Liebe Ober-St. Veiterinnen, liebe Ober-St. Veiter!

09.03.2012

Nach insgesamt 26 Jahren Tätigkeit im Bezirksparlament habe ich mit Ende Februar meine Funktion zurückgelegt und es ist mir ein Anliegen, mich von Ihnen nach 13 Jahren als Stellvertreterin unseres Bezirksvorstehers Heinz Gerstbach persönlich zu verabschieden. Ich werde mich zwar nun in der Pension ganz der Familie widmen, aber die Geschicke unseres Bezirks liegen mir natürlich weiter am Herzen.

Die Zusammenarbeit mit Heinz Gerstbach war all die Jahre die denkbar beste, und ich glaube, wir haben für Hietzing auch viel erreicht: Seit Beginn der Dezentralisierung wurden alle städtischen Schulen, Kindergärten, Parks und Kinderspielplätze des Bezirks vorbildlich saniert, zwei neue Spielplätze geschaffen und der Hackinger Schlosspark für die Bevölkerung geöffnet. Und endlich ist aus der Hietzinger Hauptstraße wieder eine „schöne“ Hauptstraße geworden.

Es freut mich auch besonders, dass in letzter Minute der Abriss des Gründerzeithauses Hietzinger Hauptstraße 100 verhindert werden konnte und somit wieder ein Stück Ober St. Veiter Ortsbild erhalten wurde!

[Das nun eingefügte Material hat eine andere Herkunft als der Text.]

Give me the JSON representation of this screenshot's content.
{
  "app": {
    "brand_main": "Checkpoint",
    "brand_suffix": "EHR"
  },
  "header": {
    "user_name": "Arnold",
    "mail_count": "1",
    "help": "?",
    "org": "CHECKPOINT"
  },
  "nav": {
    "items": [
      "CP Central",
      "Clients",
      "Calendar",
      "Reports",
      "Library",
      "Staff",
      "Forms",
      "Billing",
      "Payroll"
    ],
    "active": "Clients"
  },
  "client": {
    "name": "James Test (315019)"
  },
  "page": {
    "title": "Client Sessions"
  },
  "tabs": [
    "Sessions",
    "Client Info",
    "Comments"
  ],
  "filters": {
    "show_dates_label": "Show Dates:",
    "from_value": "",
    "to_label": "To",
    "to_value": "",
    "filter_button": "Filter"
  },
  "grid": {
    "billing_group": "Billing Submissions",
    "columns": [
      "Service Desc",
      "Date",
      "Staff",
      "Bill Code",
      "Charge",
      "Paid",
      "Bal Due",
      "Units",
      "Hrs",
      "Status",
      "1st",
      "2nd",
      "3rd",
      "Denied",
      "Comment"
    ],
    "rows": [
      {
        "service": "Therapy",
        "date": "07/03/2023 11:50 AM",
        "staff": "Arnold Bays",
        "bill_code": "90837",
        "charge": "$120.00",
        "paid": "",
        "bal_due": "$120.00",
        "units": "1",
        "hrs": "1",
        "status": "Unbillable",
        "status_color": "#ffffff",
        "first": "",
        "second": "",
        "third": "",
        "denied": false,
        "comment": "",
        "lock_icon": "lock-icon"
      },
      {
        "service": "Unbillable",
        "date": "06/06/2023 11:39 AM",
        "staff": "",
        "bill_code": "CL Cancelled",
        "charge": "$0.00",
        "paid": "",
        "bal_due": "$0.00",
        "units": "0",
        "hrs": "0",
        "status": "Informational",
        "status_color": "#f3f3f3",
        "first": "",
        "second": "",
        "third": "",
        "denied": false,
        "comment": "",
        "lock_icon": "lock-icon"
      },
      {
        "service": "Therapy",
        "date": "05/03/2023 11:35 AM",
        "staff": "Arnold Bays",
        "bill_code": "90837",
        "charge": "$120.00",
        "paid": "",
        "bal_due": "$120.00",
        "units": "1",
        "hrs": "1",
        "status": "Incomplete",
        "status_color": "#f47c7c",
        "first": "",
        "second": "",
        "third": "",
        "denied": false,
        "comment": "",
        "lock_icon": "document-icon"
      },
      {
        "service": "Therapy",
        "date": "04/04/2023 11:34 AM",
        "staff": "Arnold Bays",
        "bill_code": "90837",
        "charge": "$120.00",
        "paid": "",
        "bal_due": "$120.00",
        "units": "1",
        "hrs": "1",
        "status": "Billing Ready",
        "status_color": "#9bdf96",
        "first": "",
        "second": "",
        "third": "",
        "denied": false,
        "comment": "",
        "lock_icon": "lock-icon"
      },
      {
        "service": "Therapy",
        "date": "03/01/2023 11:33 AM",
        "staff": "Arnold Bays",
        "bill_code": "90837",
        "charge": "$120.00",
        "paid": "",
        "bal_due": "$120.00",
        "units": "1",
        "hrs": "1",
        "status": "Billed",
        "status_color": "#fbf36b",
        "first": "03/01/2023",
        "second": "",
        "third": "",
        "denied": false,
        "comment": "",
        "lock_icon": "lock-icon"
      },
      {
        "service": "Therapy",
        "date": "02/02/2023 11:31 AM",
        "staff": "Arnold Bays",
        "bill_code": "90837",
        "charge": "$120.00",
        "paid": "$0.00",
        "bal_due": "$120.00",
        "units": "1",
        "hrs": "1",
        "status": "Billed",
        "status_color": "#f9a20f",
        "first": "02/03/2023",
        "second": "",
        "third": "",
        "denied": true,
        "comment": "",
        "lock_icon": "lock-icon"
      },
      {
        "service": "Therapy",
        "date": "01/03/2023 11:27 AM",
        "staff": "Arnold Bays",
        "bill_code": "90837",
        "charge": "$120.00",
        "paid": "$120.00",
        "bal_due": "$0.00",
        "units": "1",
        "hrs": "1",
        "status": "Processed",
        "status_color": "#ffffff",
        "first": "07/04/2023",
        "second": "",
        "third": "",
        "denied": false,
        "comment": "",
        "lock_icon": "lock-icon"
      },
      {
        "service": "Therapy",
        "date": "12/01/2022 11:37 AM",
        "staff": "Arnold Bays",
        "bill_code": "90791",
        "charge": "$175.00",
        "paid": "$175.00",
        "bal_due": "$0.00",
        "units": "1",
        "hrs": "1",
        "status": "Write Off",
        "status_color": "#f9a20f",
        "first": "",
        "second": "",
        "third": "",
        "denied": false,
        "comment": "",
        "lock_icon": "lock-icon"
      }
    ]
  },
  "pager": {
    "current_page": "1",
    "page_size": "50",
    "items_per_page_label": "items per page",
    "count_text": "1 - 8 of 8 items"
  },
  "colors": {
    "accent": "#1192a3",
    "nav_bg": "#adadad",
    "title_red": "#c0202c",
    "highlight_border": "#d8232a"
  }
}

Gewonnen haben wir auch den jahrelangen Kampf um die Erhaltung und Nutzung der sogenannten Klimtvilla. Die Entdeckung des letzten Ateliers von Gustav Klimt fiel gerade in die ersten Tage meiner Stellvertretertätigkeit. Und es ist schön, dass nun am Ende, nach großen Bemühungen gemeinsam mit dem Klimtverein, dem Comeniusinstitut und vielen engagierten Menschen noch heuer im Klimtjahr das renovierte Haus der Öffentlichkeit wieder zugänglich sein wird!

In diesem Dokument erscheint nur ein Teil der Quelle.